Our national pharmaceutical strategy is in disarray. There are a few working groups, but there is really very little action toward the part of the 10 year commitment for health, which was in a national pharmaceutical strategy in the 2004 accord with the provinces.

The health minister has cancelled the next meeting of his counterparts supposedly for June. I do not know how we can do any of these things unless the provinces, territories and their health ministers feel they have a partner with the federal government. It will be extraordinarily important that we look at this, like we did in the very sensitive bill on reproductive technology, to ensure that any regulation must come back to the health committee so we understand the nuances and the decisions taken in the regulations, which can be so important to people's lives. It must come back the committee that has studied the bill and has now done this important study.

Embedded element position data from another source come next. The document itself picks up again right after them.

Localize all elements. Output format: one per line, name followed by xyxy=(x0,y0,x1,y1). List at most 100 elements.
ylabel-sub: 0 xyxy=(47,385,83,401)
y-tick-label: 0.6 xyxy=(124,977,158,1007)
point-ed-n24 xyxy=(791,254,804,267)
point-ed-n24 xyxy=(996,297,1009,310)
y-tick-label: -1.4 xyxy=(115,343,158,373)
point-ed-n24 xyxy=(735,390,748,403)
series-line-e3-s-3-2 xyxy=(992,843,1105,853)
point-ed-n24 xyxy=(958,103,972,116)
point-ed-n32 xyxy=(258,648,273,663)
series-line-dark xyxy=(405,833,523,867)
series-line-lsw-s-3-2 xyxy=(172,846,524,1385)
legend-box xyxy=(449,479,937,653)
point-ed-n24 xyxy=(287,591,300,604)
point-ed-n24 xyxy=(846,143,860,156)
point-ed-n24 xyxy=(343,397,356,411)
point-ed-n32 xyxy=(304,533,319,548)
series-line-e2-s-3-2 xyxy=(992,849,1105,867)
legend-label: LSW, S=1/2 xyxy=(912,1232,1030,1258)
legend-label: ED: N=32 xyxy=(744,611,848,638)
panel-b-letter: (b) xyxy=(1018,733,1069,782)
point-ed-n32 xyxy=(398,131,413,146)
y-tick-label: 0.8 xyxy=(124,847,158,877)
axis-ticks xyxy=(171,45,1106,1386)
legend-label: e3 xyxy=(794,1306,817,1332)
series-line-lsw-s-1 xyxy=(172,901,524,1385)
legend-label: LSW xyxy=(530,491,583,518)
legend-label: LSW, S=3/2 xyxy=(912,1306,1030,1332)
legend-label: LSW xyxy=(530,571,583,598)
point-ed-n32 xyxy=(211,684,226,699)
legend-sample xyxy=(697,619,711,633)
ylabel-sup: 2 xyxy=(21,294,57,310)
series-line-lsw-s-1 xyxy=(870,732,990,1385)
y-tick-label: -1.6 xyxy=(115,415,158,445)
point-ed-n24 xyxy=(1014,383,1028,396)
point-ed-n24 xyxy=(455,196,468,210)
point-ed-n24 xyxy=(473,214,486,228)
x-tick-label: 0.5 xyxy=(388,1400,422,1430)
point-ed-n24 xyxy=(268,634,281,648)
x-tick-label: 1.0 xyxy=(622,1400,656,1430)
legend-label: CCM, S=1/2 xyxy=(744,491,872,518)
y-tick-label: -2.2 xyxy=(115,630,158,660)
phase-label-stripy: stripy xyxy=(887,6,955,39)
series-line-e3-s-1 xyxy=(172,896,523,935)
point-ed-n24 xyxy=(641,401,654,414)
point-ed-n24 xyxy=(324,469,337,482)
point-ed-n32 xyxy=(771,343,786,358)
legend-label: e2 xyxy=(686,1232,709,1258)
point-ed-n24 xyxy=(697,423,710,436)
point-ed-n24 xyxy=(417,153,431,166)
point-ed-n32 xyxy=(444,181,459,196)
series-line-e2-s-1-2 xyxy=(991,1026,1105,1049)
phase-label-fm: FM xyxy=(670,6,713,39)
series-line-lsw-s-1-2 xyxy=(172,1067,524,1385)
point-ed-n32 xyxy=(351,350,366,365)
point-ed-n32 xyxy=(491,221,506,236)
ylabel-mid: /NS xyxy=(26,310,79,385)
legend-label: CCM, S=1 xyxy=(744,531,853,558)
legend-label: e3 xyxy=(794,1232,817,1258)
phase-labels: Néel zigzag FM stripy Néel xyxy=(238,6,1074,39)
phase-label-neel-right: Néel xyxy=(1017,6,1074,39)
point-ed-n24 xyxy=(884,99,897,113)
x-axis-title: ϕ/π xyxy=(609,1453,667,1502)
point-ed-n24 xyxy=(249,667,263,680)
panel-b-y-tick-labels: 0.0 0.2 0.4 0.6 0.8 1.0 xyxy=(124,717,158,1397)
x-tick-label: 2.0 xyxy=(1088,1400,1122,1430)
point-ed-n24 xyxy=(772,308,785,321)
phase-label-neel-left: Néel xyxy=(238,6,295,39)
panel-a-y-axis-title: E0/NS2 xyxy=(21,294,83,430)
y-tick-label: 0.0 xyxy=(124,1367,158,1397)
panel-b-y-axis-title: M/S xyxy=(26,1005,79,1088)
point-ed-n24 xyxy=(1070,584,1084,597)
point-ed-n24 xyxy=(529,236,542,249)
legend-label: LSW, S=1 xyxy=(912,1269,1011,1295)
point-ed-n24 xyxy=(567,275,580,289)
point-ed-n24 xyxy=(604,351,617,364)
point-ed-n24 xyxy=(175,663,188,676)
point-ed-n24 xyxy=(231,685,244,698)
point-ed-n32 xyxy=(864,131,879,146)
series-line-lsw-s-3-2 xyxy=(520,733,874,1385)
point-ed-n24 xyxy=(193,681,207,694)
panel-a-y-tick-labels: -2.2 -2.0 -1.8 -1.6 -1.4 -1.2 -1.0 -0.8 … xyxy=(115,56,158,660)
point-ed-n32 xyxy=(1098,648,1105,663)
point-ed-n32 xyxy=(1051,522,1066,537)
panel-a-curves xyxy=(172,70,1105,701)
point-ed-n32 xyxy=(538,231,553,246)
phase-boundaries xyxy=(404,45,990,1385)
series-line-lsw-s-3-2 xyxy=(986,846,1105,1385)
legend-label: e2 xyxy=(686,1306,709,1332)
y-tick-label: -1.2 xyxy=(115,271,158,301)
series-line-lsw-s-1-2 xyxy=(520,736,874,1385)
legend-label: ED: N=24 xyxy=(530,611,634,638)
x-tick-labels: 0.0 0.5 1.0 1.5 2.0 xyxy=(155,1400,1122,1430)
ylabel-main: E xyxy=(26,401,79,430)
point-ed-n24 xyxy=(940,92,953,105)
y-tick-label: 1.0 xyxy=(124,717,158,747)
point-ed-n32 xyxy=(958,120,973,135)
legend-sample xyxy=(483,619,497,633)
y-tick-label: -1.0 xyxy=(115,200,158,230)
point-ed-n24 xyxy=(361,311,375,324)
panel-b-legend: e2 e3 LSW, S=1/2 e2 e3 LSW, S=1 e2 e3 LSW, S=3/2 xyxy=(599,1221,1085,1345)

It is a bit rich, in the middle of a study on post-market surveillance, that the government has decided to table the bill without the information, without the recommendations of the very committee that has studied this. It was a bit shocking to hear that even the working group on the national pharmaceutical strategy, the working group on real world drug safety, was not even consulted in what should be in the bill. Yet again we have this top-down, ‘’father knows best, take it or leave it, trust us you will like it’’ approach from the government. It is extraordinary that when all of the witnesses came, when all the provinces and territories and working groups existed, that the government would not take counsel from these people who study this and who know it.

Also, almost every member of Parliament over these last weeks, since the bill was tabled, have been inundated by calls to their constituency offices on the natural health product risk. People using these products are worried again that their products are not understood because of the issue around health claims. We need to seriously look again at what the minister is considering in terms of natural health products and how we regulate these things. Some products have been used for thousands of years, but without a clinical trial. It is not evidence based, but Canadians have the right to be wrong on these things. They also have the right to be right in terms of the products that work for them. In studying the bill we want to ensure people have patient and client freedom.

These changes are just not good enough. Canada needs a national food policy. At the same time as we get this tinkering around the edges, we have from melamine in dog food, to re-labelled snap peas from China, to mushrooms from China called ‘’product of Canada’’ because they have been sliced here. We have orange juice called ‘’product of Canada’’ because Canadian water was added to it.

The government needs to sit down with all government departments that deal with food in this country, such as agriculture, fisheries, industry and international trade, and with the producers and the food security people.

We need a national food policy. We cannot even tinker with things in this bill unless we can actually have a commitment from the government to get on with it and protect the health and safety of all Canadians.